Thursday, 21 June 2018

Questions without Notice

Income Tax

2:05 pm

Photo of Malcolm TurnbullMalcolm Turnbull (Wentworth, Liberal Party, Prime Minister) Share this | Hansard source

I thank the honourable member for his question. Today we have seen a massive win for hardworking Australian families. They will be able to keep more of the money they earn. It's their money: they earned it, and we should take no more of it than the government needs to deliver the essential services Australians rely on.

Because of the stronger economy that we are seeing right now, we have stronger government revenues and we are enabled to give tax relief to all Australians. We're able to guarantee essential services and infrastructure, defence capability, and health and education, and the government can live within its means, coming back into balance a year earlier. Everything depends on that stronger economy and ensuring that Australians have the incentive to get ahead, to realise their dreams, to aspire and to realise their aspirations. That is what the enterprise of our nation is all about. That is what drives Australia.

And what has the Labor Party done? It has sought to block this change and voted against us. It regards any tax relief as a giveaway because it thinks that everything Australians earn belongs to the government. What our tax reform does is ensure that middle-income Australians—over four million of them—from this next financial year, starting on 1 July, will be receiving $530 back in a tax offset, and many middle-income families will be getting over a thousand dollars back. But then, over the full extent of the reform, we get to the point where 94 per cent of Australians will never pay more than 32½ cents in the dollar for every additional dollar they earn. The Labor Party talks about fairness and a progressive tax system. Well, in 2024-25, those in the top bracket, which by then will start at $200,000, will be paying a larger share of personal income tax receipts than they do today.

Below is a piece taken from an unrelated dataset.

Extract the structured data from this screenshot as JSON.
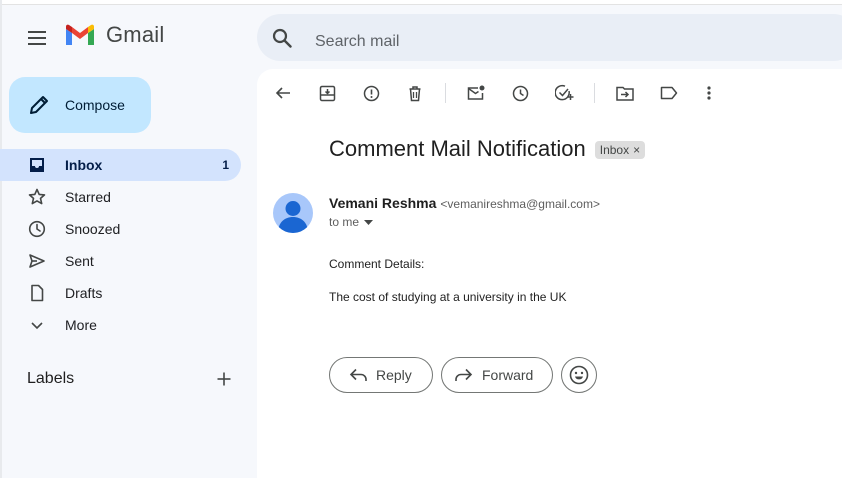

This is about aspiration. These are the values the coalition stands for—that the Liberal and National parties stand for: the values of aspiration. They used to be the values of the Labor Party, but they have been abandoned by a Labor Party that has walked out and given up on the men and women it was founded to represent. What an abandonment of aspiring Australians! What an abandonment of Australian workers! This has been a week of shame for the Labor Party, abandoning the people that it was founded to represent.